Generated by GPT-5-mini| Criteria Corporation | |
|---|---|
| Name | Criteria Corporation |
| Type | Private |
| Industry | Employment testing |
| Founded | 1995 |
| Headquarters | Los Angeles, California, United States |
| Area served | Global |
| Products | Pre-employment assessments, cognitive tests, personality inventories, skills tests |
| Key people | CEO |
Criteria Corporation is a private company based in Los Angeles, California, specializing in pre-employment assessment tools and talent measurement solutions. The firm offers a portfolio of cognitive, personality, and skills-based tests intended for use by human resources and talent acquisition teams across multiple industries. Its services intersect with research and practice in industrial-organizational psychology, psychometrics, and employment law.
The company was founded in the mid-1990s during a period of rapid growth in Silicon Valley-era human capital technologies, emerging alongside firms in Los Angeles and San Francisco that pursued digital assessment delivery.
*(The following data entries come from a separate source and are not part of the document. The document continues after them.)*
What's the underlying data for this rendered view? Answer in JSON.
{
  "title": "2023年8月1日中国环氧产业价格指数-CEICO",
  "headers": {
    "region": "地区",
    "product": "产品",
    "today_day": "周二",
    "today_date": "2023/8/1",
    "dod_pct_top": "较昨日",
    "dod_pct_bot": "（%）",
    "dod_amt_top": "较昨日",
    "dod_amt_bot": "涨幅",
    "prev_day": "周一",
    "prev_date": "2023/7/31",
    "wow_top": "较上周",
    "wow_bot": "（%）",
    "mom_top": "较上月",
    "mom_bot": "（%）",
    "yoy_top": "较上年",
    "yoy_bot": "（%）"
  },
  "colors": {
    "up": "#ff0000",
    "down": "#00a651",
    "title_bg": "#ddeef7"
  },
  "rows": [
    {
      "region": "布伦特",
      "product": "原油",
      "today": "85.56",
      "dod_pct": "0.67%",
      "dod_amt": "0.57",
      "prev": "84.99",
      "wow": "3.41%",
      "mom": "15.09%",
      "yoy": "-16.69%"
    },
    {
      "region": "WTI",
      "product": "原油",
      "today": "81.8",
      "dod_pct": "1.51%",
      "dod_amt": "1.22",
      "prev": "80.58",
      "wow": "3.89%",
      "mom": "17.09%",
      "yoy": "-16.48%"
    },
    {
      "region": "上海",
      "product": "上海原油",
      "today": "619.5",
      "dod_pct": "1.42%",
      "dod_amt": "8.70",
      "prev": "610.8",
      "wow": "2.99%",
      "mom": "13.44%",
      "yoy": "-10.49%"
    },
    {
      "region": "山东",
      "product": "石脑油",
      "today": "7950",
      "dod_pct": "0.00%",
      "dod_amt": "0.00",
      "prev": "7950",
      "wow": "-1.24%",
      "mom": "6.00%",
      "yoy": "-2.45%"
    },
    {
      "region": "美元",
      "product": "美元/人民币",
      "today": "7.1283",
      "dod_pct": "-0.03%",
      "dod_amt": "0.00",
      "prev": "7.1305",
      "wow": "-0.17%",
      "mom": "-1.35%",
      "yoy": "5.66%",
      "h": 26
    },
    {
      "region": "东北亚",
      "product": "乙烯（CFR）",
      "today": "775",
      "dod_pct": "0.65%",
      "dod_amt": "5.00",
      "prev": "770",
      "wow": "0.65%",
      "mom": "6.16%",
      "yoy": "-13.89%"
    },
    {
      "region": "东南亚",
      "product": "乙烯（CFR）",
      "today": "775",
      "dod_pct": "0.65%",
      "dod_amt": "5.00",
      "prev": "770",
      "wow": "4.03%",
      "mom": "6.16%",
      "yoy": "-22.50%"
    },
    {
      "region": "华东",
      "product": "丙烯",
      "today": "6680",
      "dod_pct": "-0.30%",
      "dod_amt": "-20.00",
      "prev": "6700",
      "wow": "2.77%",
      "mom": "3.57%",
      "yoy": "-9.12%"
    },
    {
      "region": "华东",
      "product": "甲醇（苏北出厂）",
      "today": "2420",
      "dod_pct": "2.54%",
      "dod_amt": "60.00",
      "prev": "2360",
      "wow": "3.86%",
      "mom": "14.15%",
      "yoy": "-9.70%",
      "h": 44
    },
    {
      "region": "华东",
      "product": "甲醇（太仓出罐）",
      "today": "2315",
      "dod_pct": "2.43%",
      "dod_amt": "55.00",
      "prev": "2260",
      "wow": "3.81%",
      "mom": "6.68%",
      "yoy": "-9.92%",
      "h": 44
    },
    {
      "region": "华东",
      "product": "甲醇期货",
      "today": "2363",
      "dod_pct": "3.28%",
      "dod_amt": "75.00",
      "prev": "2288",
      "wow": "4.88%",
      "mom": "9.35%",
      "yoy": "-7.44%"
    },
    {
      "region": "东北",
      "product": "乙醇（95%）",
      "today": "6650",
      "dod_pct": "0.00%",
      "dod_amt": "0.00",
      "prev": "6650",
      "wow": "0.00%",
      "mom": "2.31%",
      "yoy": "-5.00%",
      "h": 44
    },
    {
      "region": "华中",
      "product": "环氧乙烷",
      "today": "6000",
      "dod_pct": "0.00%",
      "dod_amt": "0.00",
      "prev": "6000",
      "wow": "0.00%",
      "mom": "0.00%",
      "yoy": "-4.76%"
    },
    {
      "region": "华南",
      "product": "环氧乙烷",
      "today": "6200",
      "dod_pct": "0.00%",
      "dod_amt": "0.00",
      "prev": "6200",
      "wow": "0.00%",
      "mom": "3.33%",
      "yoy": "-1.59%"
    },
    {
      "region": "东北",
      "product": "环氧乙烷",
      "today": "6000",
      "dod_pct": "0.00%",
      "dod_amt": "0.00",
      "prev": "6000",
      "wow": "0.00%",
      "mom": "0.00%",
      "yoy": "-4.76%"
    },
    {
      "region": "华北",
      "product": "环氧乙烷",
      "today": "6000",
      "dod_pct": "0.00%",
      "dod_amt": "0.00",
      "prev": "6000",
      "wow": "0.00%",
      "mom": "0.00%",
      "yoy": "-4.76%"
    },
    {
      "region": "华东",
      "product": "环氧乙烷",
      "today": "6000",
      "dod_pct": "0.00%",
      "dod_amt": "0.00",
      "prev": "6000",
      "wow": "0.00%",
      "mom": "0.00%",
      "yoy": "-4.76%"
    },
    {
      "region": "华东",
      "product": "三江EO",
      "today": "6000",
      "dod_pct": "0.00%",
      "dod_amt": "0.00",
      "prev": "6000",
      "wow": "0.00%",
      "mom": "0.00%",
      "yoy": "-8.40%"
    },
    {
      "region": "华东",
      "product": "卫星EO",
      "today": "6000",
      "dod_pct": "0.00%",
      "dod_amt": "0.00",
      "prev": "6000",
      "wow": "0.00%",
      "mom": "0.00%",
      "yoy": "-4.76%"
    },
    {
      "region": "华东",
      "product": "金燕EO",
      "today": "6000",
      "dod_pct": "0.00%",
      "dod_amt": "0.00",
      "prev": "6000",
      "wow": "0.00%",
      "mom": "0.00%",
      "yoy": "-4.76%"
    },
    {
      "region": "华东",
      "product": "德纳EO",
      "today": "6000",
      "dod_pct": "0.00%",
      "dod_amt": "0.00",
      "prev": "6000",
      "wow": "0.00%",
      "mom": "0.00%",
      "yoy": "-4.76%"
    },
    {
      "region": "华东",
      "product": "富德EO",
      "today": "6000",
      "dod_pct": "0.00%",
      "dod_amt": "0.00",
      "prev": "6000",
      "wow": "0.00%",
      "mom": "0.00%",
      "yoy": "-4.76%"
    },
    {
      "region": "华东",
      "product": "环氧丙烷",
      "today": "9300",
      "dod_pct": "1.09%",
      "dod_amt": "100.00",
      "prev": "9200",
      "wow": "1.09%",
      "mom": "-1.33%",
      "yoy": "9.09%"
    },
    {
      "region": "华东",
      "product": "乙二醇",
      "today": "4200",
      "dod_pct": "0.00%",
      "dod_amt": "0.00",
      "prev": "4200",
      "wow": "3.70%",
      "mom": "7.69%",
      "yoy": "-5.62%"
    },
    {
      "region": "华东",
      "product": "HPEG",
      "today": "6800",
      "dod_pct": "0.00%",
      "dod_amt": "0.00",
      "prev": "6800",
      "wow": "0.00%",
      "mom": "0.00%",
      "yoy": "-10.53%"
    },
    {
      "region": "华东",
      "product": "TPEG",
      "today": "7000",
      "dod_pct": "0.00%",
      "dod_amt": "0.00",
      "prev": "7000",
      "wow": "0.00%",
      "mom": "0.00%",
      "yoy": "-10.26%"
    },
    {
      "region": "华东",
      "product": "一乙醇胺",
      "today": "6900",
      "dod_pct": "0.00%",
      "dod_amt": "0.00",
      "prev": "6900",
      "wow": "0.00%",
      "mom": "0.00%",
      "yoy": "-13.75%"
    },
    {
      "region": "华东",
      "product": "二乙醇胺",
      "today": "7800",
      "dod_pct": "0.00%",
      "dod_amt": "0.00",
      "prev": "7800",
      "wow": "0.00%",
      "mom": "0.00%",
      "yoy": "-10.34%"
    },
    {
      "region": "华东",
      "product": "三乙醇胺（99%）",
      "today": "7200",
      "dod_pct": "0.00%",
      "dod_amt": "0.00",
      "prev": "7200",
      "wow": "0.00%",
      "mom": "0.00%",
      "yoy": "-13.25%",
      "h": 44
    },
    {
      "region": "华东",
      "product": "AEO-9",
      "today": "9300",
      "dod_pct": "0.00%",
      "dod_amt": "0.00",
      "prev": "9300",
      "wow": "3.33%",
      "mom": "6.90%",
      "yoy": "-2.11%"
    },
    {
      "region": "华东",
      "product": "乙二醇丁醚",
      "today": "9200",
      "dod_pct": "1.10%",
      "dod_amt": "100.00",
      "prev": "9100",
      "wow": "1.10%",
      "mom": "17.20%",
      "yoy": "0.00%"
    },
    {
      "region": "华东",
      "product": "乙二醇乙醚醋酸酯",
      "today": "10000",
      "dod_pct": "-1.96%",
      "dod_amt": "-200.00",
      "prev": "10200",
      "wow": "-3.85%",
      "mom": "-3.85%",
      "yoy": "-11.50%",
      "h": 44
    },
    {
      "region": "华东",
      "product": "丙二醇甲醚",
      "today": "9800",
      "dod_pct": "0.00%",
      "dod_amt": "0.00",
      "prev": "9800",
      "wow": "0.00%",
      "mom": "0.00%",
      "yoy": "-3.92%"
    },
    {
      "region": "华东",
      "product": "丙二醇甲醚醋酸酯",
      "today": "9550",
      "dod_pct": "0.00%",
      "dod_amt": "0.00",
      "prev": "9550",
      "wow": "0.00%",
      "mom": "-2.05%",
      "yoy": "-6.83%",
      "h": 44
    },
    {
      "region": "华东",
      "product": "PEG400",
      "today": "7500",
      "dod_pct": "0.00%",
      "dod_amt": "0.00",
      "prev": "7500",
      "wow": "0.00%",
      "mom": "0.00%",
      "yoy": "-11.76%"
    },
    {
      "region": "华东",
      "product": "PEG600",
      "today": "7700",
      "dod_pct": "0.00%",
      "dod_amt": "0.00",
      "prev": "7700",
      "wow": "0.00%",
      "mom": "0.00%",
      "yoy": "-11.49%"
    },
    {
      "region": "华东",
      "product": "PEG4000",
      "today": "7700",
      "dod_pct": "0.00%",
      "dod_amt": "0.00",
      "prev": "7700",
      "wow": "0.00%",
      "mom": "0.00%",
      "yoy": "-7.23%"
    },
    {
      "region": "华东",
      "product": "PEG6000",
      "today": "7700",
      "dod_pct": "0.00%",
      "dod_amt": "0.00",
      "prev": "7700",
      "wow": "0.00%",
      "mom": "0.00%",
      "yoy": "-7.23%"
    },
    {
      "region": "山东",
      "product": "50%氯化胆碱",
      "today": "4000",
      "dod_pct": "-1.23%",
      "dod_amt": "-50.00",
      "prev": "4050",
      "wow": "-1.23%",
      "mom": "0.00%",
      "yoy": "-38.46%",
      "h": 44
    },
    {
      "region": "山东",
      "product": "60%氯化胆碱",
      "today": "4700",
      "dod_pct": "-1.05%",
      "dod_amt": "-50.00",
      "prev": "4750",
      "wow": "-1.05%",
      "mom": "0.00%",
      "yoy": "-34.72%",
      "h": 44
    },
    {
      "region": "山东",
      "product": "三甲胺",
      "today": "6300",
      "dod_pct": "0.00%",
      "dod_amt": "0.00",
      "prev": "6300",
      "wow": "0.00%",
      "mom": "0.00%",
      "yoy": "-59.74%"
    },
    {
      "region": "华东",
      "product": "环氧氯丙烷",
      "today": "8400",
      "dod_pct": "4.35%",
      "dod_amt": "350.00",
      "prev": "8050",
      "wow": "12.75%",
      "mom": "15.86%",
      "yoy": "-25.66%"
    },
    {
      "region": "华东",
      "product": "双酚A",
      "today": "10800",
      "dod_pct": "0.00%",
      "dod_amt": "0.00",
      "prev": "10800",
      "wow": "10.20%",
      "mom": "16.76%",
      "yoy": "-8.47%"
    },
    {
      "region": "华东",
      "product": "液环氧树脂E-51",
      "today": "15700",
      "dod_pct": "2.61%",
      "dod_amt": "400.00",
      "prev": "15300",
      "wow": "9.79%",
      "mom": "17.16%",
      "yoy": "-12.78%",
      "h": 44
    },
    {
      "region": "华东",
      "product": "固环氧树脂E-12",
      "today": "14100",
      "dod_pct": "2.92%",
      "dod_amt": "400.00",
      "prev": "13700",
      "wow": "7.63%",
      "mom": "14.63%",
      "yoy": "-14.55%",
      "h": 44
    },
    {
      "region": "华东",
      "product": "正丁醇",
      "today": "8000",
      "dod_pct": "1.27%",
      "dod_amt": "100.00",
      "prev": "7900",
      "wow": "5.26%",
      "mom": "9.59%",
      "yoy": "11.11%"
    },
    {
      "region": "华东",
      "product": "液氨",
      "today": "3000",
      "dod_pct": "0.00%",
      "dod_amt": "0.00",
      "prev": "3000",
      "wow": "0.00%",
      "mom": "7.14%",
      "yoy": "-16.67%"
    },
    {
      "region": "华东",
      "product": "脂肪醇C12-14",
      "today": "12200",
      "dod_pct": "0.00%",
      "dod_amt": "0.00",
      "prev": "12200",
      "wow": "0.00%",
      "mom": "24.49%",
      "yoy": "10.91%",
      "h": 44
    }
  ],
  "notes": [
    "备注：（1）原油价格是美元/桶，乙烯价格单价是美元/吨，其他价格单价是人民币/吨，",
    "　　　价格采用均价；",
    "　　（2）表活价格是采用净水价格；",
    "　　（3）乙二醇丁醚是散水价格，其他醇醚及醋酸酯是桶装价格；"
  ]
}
Early milestones include adoption by staffing firms and regional employers influenced by methods popularized by researchers at University of Minnesota, University of Iowa, and Purdue University. Over time the firm expanded into international markets, facing competition from legacy vendors such as SHL and newer entrants like HackerRank and Glassdoor-era platforms. Strategic developments occurred during the 2000s and 2010s as organizations such as Society for Industrial and Organizational Psychology and standards bodies like American Psychological Association produced guidance that shaped product design.
The company offers a suite of assessments including cognitive aptitude measures, personality inventories, and job-skill batteries used by employers in sectors represented by Walmart, United Parcel Service, Bank of America, and Accenture-style consulting firms. Test offerings are marketed to recruiters using applicant tracking systems developed by vendors such as Workday, SAP SuccessFactors, and Oracle Taleo. Service lines include online proctoring partnerships comparable to those provided by ProctorU and integration services similar to Greenhouse and Lever connectors. Training and consulting are delivered in formats resembling executive programs at institutions like Harvard Business School and Kellogg School of Management.
Assessment construction has followed psychometric practices advocated by researchers at Stanford University, University of Cambridge, and London School of Economics. Validation activities reference methods established in seminal work from James McKeen Cattell-era mental testing, contemporary guidelines from Uniform Guidelines on Employee Selection Procedures and statistical techniques used in publications from Journal of Applied Psychology and Personnel Psychology. Cross-validation, criterion-related validity, and construct validity processes echo methodologies championed by scholars at Michigan State University and Columbia University. Reliability estimates and item response theory approaches align with standards from Educational Testing Service and technical recommendations from International Test Commission.
Delivery infrastructure uses cloud services and web technologies comparable to those from Amazon Web Services, Google Cloud Platform, and Microsoft Azure. Security measures reference practices in common with National Institute of Standards and Technology frameworks and compliance regimes similar to General Data Protection Regulation and California Consumer Privacy Act implementations. Identity verification and remote proctoring integrate features analogous to biometric offerings by companies such as IDnow and Jumio, while data analytics pipelines utilize methods found in Hadoop and Apache Spark ecosystems.
Corporate governance mirrors private-company models found among firms headquartered in Los Angeles County, with executive leadership interacting with investor and client networks akin to relationships seen at Bain & Company-advised enterprises and growth-stage firms that engage with venture communities in Silicon Beach and Silicon Valley. Operational functions encompass customer success, research and development, sales aligned with enterprise clients like Target Corporation and FedEx, and compliance teams monitoring regulatory developments from institutions such as Equal Employment Opportunity Commission and U.S. Department of Labor.
The use of pre-employment assessments has generated public and legal scrutiny paralleling litigation and policy debates involving firms referenced in cases before courts influenced by Civil Rights Act of 1964 interpretations and enforcement by Equal Employment Opportunity Commission. Critiques mirror academic concerns raised by scholars at University of California, Berkeley and New York University regarding adverse impact and algorithmic bias associated with automated hiring tools. High-profile controversies in the assessment industry—like those involving HireVue and algorithmic fairness debates in the United States District Court docket—illustrate the regulatory and reputational risks companies in this space navigate.